A startup company may elect to file its preliminary corporate documents, such as the articles of organization (limited liability company) or incorporation (C-corporation), in a state other than the one in which the company intends to conduct actual business operations. However, such companies, including Borrowers applying for SBA loans, must also be authorized to conduct business operations in the state in which the active business operations will occur. The company obtains such authorization by registering as a “foreign entity,” i.e. obtaining a certificate of authority, in the state of operations.
So, for example, an entity organized under the laws of the state of Wyoming which intends to operate a manufacturing facility at a location in Georgia must file not only its Articles of Organization with the State of Wyoming, but also a foreign entity registration in the State of Georgia.
The main reason for requiring foreign registration is to ensure that the company accounts for and pays all taxes due to the state of operations – including sales and use taxes, among others. Additional reasons include compliance with state labor laws and state unemployment insurance, and to ensure that a registered agent is identified in-state for legal service of process on the company itself.
While the process of registering as a “foreign” entity varies from state to state, generally, the company must pay a fee and file documents similar to those filed in the home state when applying for articles of organization or incorporation. This starts the process of the company receiving a valid registration from the foreign state’s secretary of state, so the company can then register and receive an account number with the state’s taxing authority to file income, sales and use, employment taxes, etc.
While the general rule is that a company may not “conduct business operations” in a state until it obtains a certificate of authority / foreign registration with that state, there are limited exceptions to the rule which are described in that state’s statutes on foreign entity registration. Such examples may include:
- the activities of a passive real estate holding company, without more;
- the holding of corporate meetings (internal affairs) in that state;
- an out-of-state company which serves only as the manager of a limited liability company located in the state;
- conducting an isolated business transaction;
- an out-of-state company serving as a trustee, executor or guardian within the foreign state.
The list of exemptions from the foreign registration requirement, even as described within a state’s statutes, may not be exhaustive. It should be noted that SBA rules prohibit the financing of most of the types of activities described in the exemption list above. So, where an SBA borrower will be conducting business activities in a state other than its home state, lenders should carefully review the state’s requirements to conduct business, and ensure that the foreign entity registration has been completed prior to loan closing.
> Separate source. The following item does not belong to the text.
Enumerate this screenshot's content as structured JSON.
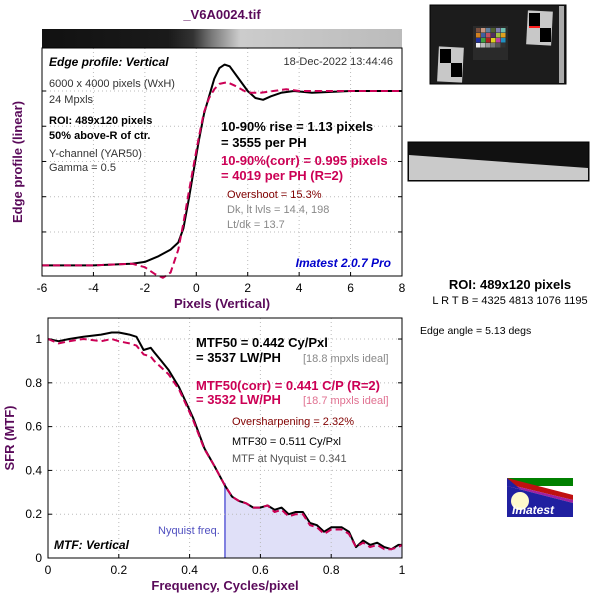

The state of operations may impose additional requirements, depending on the state and type of industry, including regulations imposed by the state’s Department of Revenue, Department of Labor, and Department of Insurance. If a borrower has been formed in one state but is not following the rules to register appropriately in the state of operations, the borrower may end up out of compliance with state tax rules, as well as employment and insurance regulations, right from the start.